Warrior

Deleted Scenes

This scene originally came before Will and Audra's dinner date, but I cut it, substituting the battle with fewer characters, in the interests of moving the story along:

 

Will paced through around the dig site one more time, checking. Ghouls lacked the ability to scry, and the magic here would block such efforts by the mage traitor working with them.

Griff knelt atop the mound, his shotgun slung over his shoulder, to watch the water on the approach to the pier. Most firearms killed a ghoul’s body but not its energy, which nearby ghouls then absorbed, making them stronger. Griff’s shotgun, however, was mage-crafted, rare because ghouls targeted mage gunsmiths, and lethal.

His voice low, Griff said, “We’re ready. Don’t overthink, bro.”

“Yeah, I know.” Because sound carried over water, Will kept his voice down, too.

Across the path, between the temporary pier and the tent, petite, brunette Lorelei Martin waited. Once Will made his rounds, he would join her there. If the ghouls came in via the pier, he and she would be the gate closing behind them. Lorelei’s crossbow and his gladius would cut off any retreat.

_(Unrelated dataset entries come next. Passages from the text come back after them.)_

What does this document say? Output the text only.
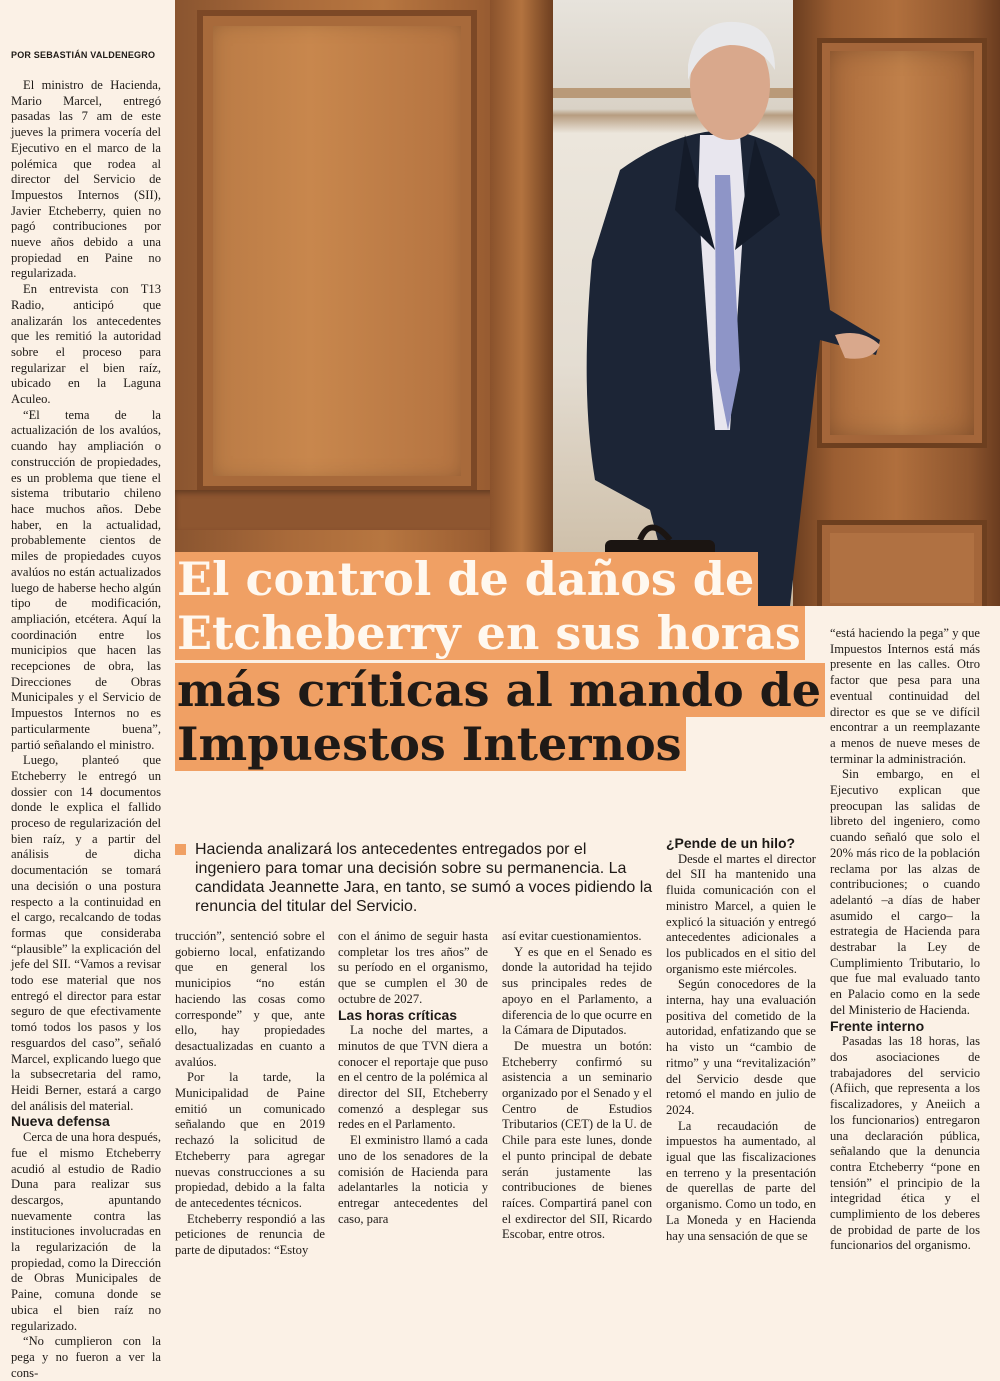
POR SEBASTIÁN VALDENEGRO
El control de daños de
Etcheberry en sus horas
más críticas al mando de
Impuestos Internos
Hacienda analizará los antecedentes entregados por el ingeniero para tomar una decisión sobre su permanencia. La candidata Jeannette Jara, en tanto, se sumó a voces pidiendo la renuncia del titular del Servicio.

El ministro de Hacienda, Mario Marcel, entregó pasadas las 7 am de este jueves la primera vocería del Ejecutivo en el marco de la polémica que rodea al director del Servicio de Impuestos Internos (SII), Javier Etcheberry, quien no pagó contribuciones por nueve años debido a una propiedad en Paine no regularizada.

En entrevista con T13 Radio, anticipó que analizarán los antecedentes que les remitió la autoridad sobre el proceso para regularizar el bien raíz, ubicado en la Laguna Aculeo.

“El tema de la actualización de los avalúos, cuando hay ampliación o construcción de propiedades, es un problema que tiene el sistema tributario chileno hace muchos años. Debe haber, en la actualidad, probablemente cientos de miles de propiedades cuyos avalúos no están actualizados luego de haberse hecho algún tipo de modificación, ampliación, etcétera. Aquí la coordinación entre los municipios que hacen las recepciones de obra, las Direcciones de Obras Municipales y el Servicio de Impuestos Internos no es particularmente buena”, partió señalando el ministro.

Luego, planteó que Etcheberry le entregó un dossier con 14 documentos donde le explica el fallido proceso de regularización del bien raíz, y a partir del análisis de dicha documentación se tomará una decisión o una postura respecto a la continuidad en el cargo, recalcando de todas formas que consideraba “plausible” la explicación del jefe del SII. “Vamos a revisar todo ese material que nos entregó el director para estar seguro de que efectivamente tomó todos los pasos y los resguardos del caso”, señaló Marcel, explicando luego que la subsecretaria del ramo, Heidi Berner, estará a cargo del análisis del material.

Nueva defensa

Cerca de una hora después, fue el mismo Etcheberry acudió al estudio de Radio Duna para realizar sus descargos, apuntando nuevamente contra las instituciones involucradas en la regularización de la propiedad, como la Dirección de Obras Municipales de Paine, comuna donde se ubica el bien raíz no regularizado.

“No cumplieron con la pega y no fueron a ver la cons-

trucción”, sentenció sobre el gobierno local, enfatizando que en general los municipios “no están haciendo las cosas como corresponde” y que, ante ello, hay propiedades desactualizadas en cuanto a avalúos.

Por la tarde, la Municipalidad de Paine emitió un comunicado señalando que en 2019 rechazó la solicitud de Etcheberry para agregar nuevas construcciones a su propiedad, debido a la falta de antecedentes técnicos.

Etcheberry respondió a las peticiones de renuncia de parte de diputados: “Estoy

con el ánimo de seguir hasta completar los tres años” de su período en el organismo, que se cumplen el 30 de octubre de 2027.

Las horas críticas

La noche del martes, a minutos de que TVN diera a conocer el reportaje que puso en el centro de la polémica al director del SII, Etcheberry comenzó a desplegar sus redes en el Parlamento.

El exministro llamó a cada uno de los senadores de la comisión de Hacienda para adelantarles la noticia y entregar antecedentes del caso, para

así evitar cuestionamientos.

Y es que en el Senado es donde la autoridad ha tejido sus principales redes de apoyo en el Parlamento, a diferencia de lo que ocurre en la Cámara de Diputados.

De muestra un botón: Etcheberry confirmó su asistencia a un seminario organizado por el Senado y el Centro de Estudios Tributarios (CET) de la U. de Chile para este lunes, donde el punto principal de debate serán justamente las contribuciones de bienes raíces. Compartirá panel con el exdirector del SII, Ricardo Escobar, entre otros.

¿Pende de un hilo?

Desde el martes el director del SII ha mantenido una fluida comunicación con el ministro Marcel, a quien le explicó la situación y entregó antecedentes adicionales a los publicados en el sitio del organismo este miércoles.

Según conocedores de la interna, hay una evaluación positiva del cometido de la autoridad, enfatizando que se ha visto un “cambio de ritmo” y una “revitalización” del Servicio desde que retomó el mando en julio de 2024.

La recaudación de impuestos ha aumentado, al igual que las fiscalizaciones en terreno y la presentación de querellas de parte del organismo. Como un todo, en La Moneda y en Hacienda hay una sensación de que se

“está haciendo la pega” y que Impuestos Internos está más presente en las calles. Otro factor que pesa para una eventual continuidad del director es que se ve difícil encontrar a un reemplazante a menos de nueve meses de terminar la administración.

Sin embargo, en el Ejecutivo explican que preocupan las salidas de libreto del ingeniero, como cuando señaló que solo el 20% más rico de la población reclama por las alzas de contribuciones; o cuando adelantó –a días de haber asumido el cargo– la estrategia de Hacienda para destrabar la Ley de Cumplimiento Tributario, lo que fue mal evaluado tanto en Palacio como en la sede del Ministerio de Hacienda.

Frente interno

Pasadas las 18 horas, las dos asociaciones de trabajadores del servicio (Afiich, que representa a los fiscalizadores, y Aneiich a los funcionarios) entregaron una declaración pública, señalando que la denuncia contra Etcheberry “pone en tensión” el principio de la integridad ética y el cumplimiento de los deberes de probidad de parte de los funcionarios del organismo.
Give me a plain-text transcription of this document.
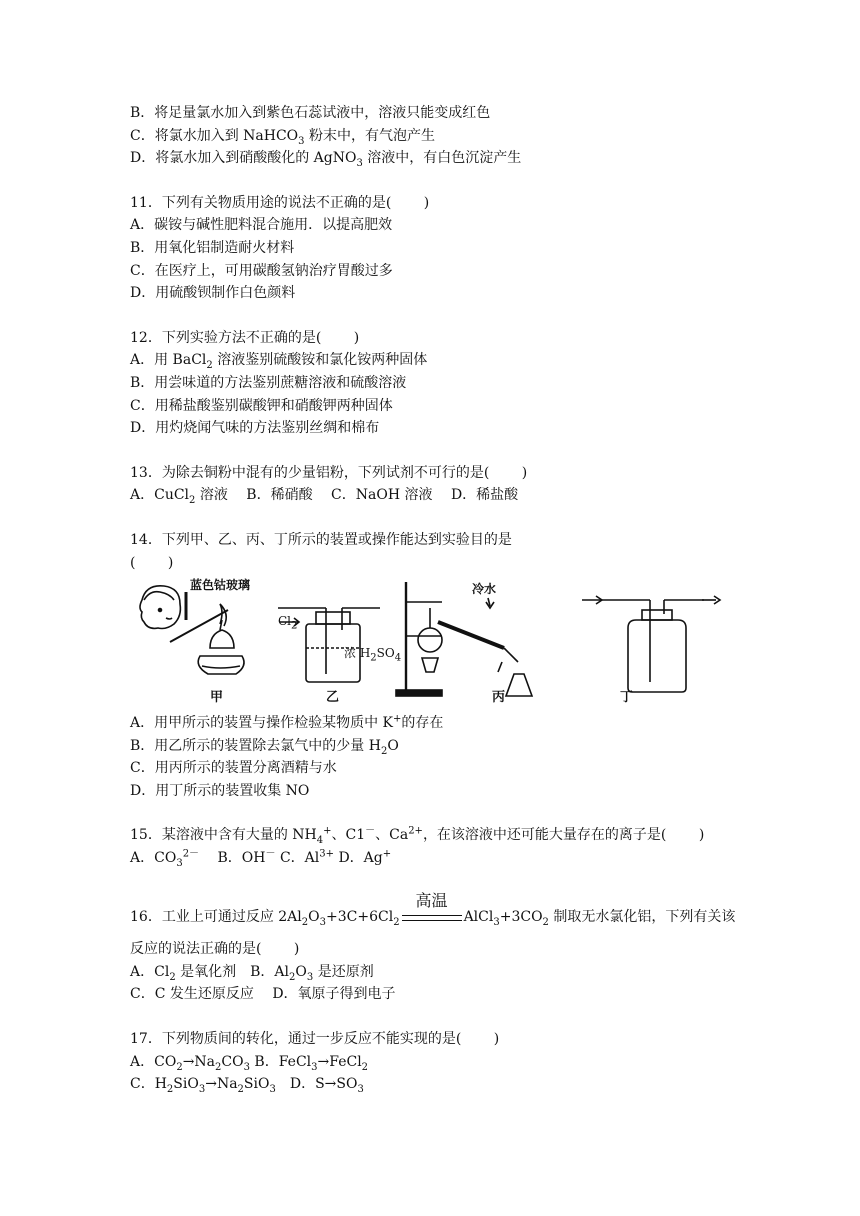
B．将足量氯水加入到紫色石蕊试液中，溶液只能变成红色
C．将氯水加入到 NaHCO$_3$ 粉末中，有气泡产生
D．将氯水加入到硝酸酸化的 AgNO$_3$ 溶液中，有白色沉淀产生
11．下列有关物质用途的说法不正确的是(　　 )
A．碳铵与碱性肥料混合施用．以提高肥效
B．用氧化铝制造耐火材料
C．在医疗上，可用碳酸氢钠治疗胃酸过多
D．用硫酸钡制作白色颜料
12．下列实验方法不正确的是(　　 )
A．用 BaCl$_2$ 溶液鉴别硫酸铵和氯化铵两种固体
B．用尝味道的方法鉴别蔗糖溶液和硫酸溶液
C．用稀盐酸鉴别碳酸钾和硝酸钾两种固体
D．用灼烧闻气味的方法鉴别丝绸和棉布
13．为除去铜粉中混有的少量铝粉，下列试剂不可行的是(　　 )
A．CuCl$_2$ 溶液　 B．稀硝酸　 C．NaOH 溶液　 D．稀盐酸
14．下列甲、乙、丙、丁所示的装置或操作能达到实验目的是
(　　 )
蓝色钴玻璃
$Cl_2$
浓 $H_2SO_4$
冷水
甲	乙	丙	丁
A．用甲所示的装置与操作检验某物质中 K+的存在
B．用乙所示的装置除去氯气中的少量 $H_2O$
C．用丙所示的装置分离酒精与水
D．用丁所示的装置收集 NO
15．某溶液中含有大量的 $NH_4^+$、C1－、$Ca^{2+}$，在该溶液中还可能大量存在的离子是(　　 )
A．$CO_3^{2-}$　 B．OH－ C．$Al^{3+}$ D．Ag+
16．工业上可通过反应 $2Al_2O_3+3C+6Cl_2$
高温
$AlCl_3+3CO_2$ 制取无水氯化铝，下列有关该
反应的说法正确的是(　　 )
A．$Cl_2$ 是氧化剂　B．$Al_2O_3$ 是还原剂
C．C 发生还原反应　 D．氧原子得到电子
17．下列物质间的转化，通过一步反应不能实现的是(　　 )
A．$CO_2\to Na_2CO_3$ B．FeCl$_3$→FeCl$_2$
C．$H_2SiO_3\to Na_2SiO_3$　D．$S\to SO_3$
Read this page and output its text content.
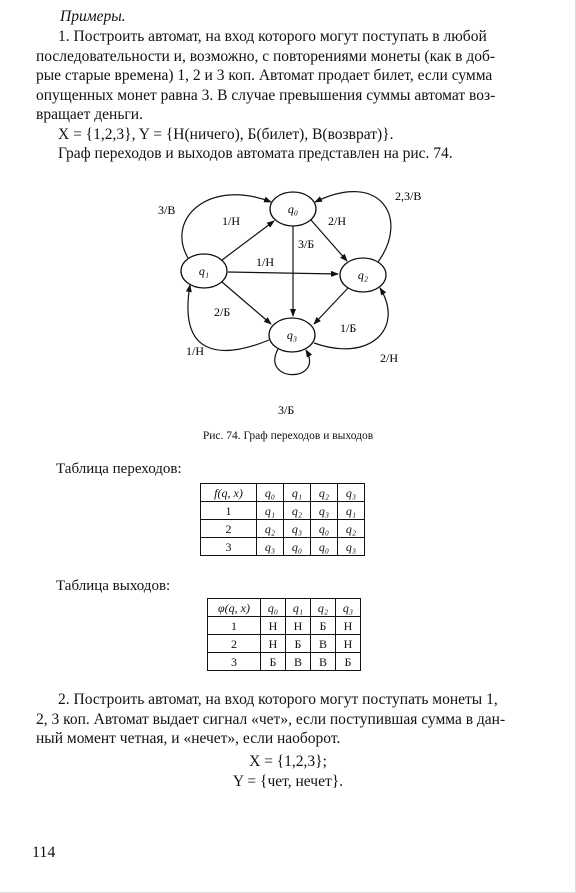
Примеры.
1. Построить автомат, на вход которого могут поступать в любой
последовательности и, возможно, с повторениями монеты (как в доб-
рые старые времена) 1, 2 и 3 коп. Автомат продает билет, если сумма
опущенных монет равна 3. В случае превышения суммы автомат воз-
вращает деньги.
X = {1,2,3}, Y = {Н(ничего), Б(билет), В(возврат)}.
Граф переходов и выходов автомата представлен на рис. 74.
q₀
q₁	q₂
q₃
3/В
1/Н	2/Н
2,3/В
3/Б
1/Н
2/Б
1/Б
1/Н	2/Н
3/Б
Рис. 74. Граф переходов и выходов
Таблица переходов:
f(q, x)	q₀	q₁	q₂	q₃
1	q₁	q₂	q₃	q₁
2	q₂	q₃	q₀	q₂
3	q₃	q₀	q₀	q₃
Таблица выходов:
φ(q, x)	q₀	q₁	q₂	q₃
1	Н	Н	Б	Н
2	Н	Б	В	Н
3	Б	В	В	Б
2. Построить автомат, на вход которого могут поступать монеты 1,
2, 3 коп. Автомат выдает сигнал «чет», если поступившая сумма в дан-
ный момент четная, и «нечет», если наоборот.
X = {1,2,3};
Y = {чет, нечет}.
114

The slash pines, saw palmettos, and titi, a thorny shrub with narrow, autumn-reddened leaves, made any other approach unlikely. If the ghouls decided to blast their way through all of that, the mages would hear them coming. Besides, ghouls always glommed onto the path of least resistance.

By the edge of the dig site, Stefan stood, his naked broadsword in his hand, behind a clump of saw palmetto. Next to him, the Southeast Shire Reeve, Deke Jones, held an unsheathed scimitar. Will strolled over to them.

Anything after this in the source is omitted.